New Jersey Bans Employers From Screening Job Applicants Based on Salary History
On July 25, 2019, New Jersey Acting Governor Sheila Oliver signed A1094 into law, which prohibits employers from screening job applicants based on salary history. New Jersey joins a growing number of states, such as California, Connecticut, and Massachusetts, who have enacted similar prohibitions on the use of wage history in the hiring process. The law takes effect on January 1, 2020. Below are a few key takeaways for New Jersey employers.
The law prohibits employers from:
- Screening job applicants because of the applicant’s salary history, including but not limited to wages, salaries, and benefits information.
- Requiring a job applicant’s salary history to meet a minimum or maximum criteria.
The law does not prohibit employers from:
- Considering a job applicant’s salary to determine the applicant’s compensation package if the applicant “voluntarily, without employer prompting or coercion, provides the employer with salary history.”
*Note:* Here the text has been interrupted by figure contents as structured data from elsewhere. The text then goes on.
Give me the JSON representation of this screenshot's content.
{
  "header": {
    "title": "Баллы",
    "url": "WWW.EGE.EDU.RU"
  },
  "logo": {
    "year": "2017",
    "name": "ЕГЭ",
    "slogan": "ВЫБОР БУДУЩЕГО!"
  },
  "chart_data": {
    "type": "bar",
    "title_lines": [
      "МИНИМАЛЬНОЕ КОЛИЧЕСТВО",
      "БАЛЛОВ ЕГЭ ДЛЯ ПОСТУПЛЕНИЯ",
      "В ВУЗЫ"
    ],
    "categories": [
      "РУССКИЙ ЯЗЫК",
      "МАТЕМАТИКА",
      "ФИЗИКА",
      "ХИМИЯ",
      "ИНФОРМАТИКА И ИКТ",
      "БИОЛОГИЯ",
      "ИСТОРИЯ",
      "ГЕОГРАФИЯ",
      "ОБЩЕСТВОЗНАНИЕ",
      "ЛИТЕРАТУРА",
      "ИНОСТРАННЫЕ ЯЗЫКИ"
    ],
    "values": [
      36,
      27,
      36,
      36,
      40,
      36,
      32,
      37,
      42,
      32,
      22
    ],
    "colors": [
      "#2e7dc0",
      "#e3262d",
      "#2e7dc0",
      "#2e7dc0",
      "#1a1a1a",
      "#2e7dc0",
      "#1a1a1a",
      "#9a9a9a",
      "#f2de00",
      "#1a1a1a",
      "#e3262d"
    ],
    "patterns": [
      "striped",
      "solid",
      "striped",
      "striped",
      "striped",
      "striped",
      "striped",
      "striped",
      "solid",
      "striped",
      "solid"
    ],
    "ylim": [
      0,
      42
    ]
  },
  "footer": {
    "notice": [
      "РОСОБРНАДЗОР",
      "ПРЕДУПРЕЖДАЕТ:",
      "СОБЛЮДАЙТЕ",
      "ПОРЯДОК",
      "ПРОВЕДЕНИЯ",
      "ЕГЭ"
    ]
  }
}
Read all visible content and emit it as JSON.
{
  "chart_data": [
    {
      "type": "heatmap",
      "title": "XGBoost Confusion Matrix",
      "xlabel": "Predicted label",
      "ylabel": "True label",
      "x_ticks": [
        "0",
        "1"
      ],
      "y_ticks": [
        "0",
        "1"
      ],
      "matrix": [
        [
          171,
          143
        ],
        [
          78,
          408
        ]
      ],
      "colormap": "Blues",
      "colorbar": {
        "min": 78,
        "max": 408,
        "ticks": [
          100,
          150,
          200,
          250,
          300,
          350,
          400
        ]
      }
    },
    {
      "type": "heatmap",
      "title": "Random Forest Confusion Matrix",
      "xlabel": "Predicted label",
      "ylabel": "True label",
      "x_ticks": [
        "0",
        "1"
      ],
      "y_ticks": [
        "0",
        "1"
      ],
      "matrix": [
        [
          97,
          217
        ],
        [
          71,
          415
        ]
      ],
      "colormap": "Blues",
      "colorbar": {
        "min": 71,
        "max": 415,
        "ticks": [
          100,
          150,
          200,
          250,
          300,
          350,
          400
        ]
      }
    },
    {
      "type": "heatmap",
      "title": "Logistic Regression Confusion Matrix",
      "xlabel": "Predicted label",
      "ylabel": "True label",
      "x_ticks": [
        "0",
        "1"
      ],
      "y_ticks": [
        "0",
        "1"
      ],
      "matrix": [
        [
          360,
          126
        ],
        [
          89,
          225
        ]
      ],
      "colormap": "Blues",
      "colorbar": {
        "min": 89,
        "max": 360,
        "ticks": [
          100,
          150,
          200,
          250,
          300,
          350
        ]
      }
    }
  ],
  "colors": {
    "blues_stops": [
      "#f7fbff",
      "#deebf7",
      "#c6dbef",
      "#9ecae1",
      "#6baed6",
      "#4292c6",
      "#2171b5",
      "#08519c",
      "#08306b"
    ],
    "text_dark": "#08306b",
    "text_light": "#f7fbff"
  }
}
- After a job offer has been made that includes information on the compensation package, requesting the job applicant to provide a written authorization to confirm salary, compensation, and benefits.
- Considering the salary or wage history of internal job applicants (i.e., transfers and promotions).
- Considering the salary or wage history of a job applicant who previously worked for the employer, where the employer already has knowledge of said history.
- Inquiring about a job applicant’s experience with incentive and commission plans if such plans are a component of the compensation package of the job opening to which the applicant applied. Employers may not ask the applicant about the applicant’s earnings with respect his or her experience with incentive and commission plans.
- Taking action required by federal law with respect to verification or disclosure of a job applicant’s salary history.
- Conducting a background check of a job applicant, provided the employer specifies that salary information shall not be disclosed. If salary information is inadvertently disclosed as a result of the background check, the employer must destroy the information and is prohibited from using it when determining the salary, benefits, or other compensation for the applicant.
Employers who violate the law face penalties of up to $1,000 for the first violation, $5,000 for the second violation, and $10,000 for any subsequent violation. The law also amends the New Jersey Law Against Discrimination (LAD) to make the screening of job applicants who are members of a protected category based on salary history an unlawful employment practice. If the applicant is a member of a protected category, the employer is subject to the penalties available under the LAD, with the exception of punitive damages.
Over the next few months, New Jersey employers should consider whether their current policies, procedures, practices, and forms comply with the law before it takes effect.